“冷月,”凌尘低声问,“我晕过去的时候,心口这玩意儿有啥动静没?”
冷月看了他一眼,眼神复杂:“它一直在试图吸收周围的星辰之力,尤其是大地深处的地脉之气。非常狂暴,我用了三颗‘凝星丹’才勉强帮你压住。凌尘,你体内的力量正在失控的边缘,下次再这样,后果不堪设想。”她拍了拍怀里的玉盒,“连带着这封印里的星髓,都差点被引动。”
凌尘心里发毛,不敢再问。这玩意儿,真他娘的是个定时炸弹。
又急行军了大半天,天色渐渐暗沉下来。北境的风,带着一股子铁锈和硝烟混合的刺鼻味道,刮在脸上像刀子。远处的地平线上,终于出现了一道模糊的、巨大的、如同匍匐巨兽般的黑色轮廓。

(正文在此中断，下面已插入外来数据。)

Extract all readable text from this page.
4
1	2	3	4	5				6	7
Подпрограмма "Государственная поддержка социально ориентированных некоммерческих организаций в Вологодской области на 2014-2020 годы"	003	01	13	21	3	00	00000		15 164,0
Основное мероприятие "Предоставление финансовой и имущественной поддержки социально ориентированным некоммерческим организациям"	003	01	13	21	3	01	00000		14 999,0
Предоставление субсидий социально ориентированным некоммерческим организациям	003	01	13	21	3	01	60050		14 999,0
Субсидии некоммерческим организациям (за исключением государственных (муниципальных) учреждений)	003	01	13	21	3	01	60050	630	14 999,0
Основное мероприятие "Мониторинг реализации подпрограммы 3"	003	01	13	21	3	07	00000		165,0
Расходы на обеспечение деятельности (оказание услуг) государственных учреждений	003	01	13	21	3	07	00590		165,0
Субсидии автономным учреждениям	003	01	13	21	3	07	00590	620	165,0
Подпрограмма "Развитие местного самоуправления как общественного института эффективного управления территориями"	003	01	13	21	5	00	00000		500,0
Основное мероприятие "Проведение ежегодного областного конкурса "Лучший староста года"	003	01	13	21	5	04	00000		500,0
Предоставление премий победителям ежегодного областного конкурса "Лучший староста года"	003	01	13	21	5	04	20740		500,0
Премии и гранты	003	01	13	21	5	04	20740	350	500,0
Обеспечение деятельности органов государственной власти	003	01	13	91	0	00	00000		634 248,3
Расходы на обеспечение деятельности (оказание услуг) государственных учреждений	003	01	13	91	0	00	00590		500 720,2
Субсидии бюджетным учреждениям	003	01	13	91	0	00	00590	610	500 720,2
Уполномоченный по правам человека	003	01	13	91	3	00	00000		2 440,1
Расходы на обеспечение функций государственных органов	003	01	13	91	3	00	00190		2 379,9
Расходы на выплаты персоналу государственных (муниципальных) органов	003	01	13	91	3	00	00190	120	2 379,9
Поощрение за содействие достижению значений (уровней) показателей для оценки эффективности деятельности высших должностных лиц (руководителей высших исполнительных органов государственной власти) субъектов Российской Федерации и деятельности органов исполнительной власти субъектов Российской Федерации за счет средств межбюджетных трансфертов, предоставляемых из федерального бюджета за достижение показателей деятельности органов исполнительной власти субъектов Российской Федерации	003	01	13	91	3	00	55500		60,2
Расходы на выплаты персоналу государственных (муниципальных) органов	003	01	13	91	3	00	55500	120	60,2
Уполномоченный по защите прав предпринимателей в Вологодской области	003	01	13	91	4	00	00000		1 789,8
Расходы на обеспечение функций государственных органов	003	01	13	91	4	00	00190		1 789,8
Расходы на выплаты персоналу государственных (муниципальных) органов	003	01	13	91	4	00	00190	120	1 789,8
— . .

“落鹰关!是落鹰关!”前头的斥候激动地喊了起来,声音在风中有些变调。
整个疲惫不堪的队伍瞬间精神一振!落鹰关!终于到了!到了关里,就有城墙可守,就有补给,就有喘息的机会!
楚冰云猛地一夹马腹,冲到队伍最前方,举起单筒的“千里镜”向关城望去。凌尘也挣扎着想坐起来看看,被冷月按住了。
“别动!”
楚冰云举着镜筒的手,突然僵住了。他脸上的肌肉在微微抽搐,原本因为看到关隘而燃起的一丝希望之光,瞬间被一种极致的惊骇和冰冷的愤怒所取代!他握着镜筒的手指因为用力而发白,指关节发出“咔咔”的轻响。
“少将军?怎么了?”旁边的副将察觉不对,紧张地问道。
楚冰云没有回答,只是缓缓放下了千里镜。他的脸色,在昏暗的天光下,呈现出一种可怕的死灰色。他猛地一勒缰绳,战马人立而起,发出一声不安的嘶鸣。
“全军止步!”楚冰云的声音,像是从牙缝里挤出来,冰冷刺骨,带着一种压抑到极点的、即将爆发的狂怒。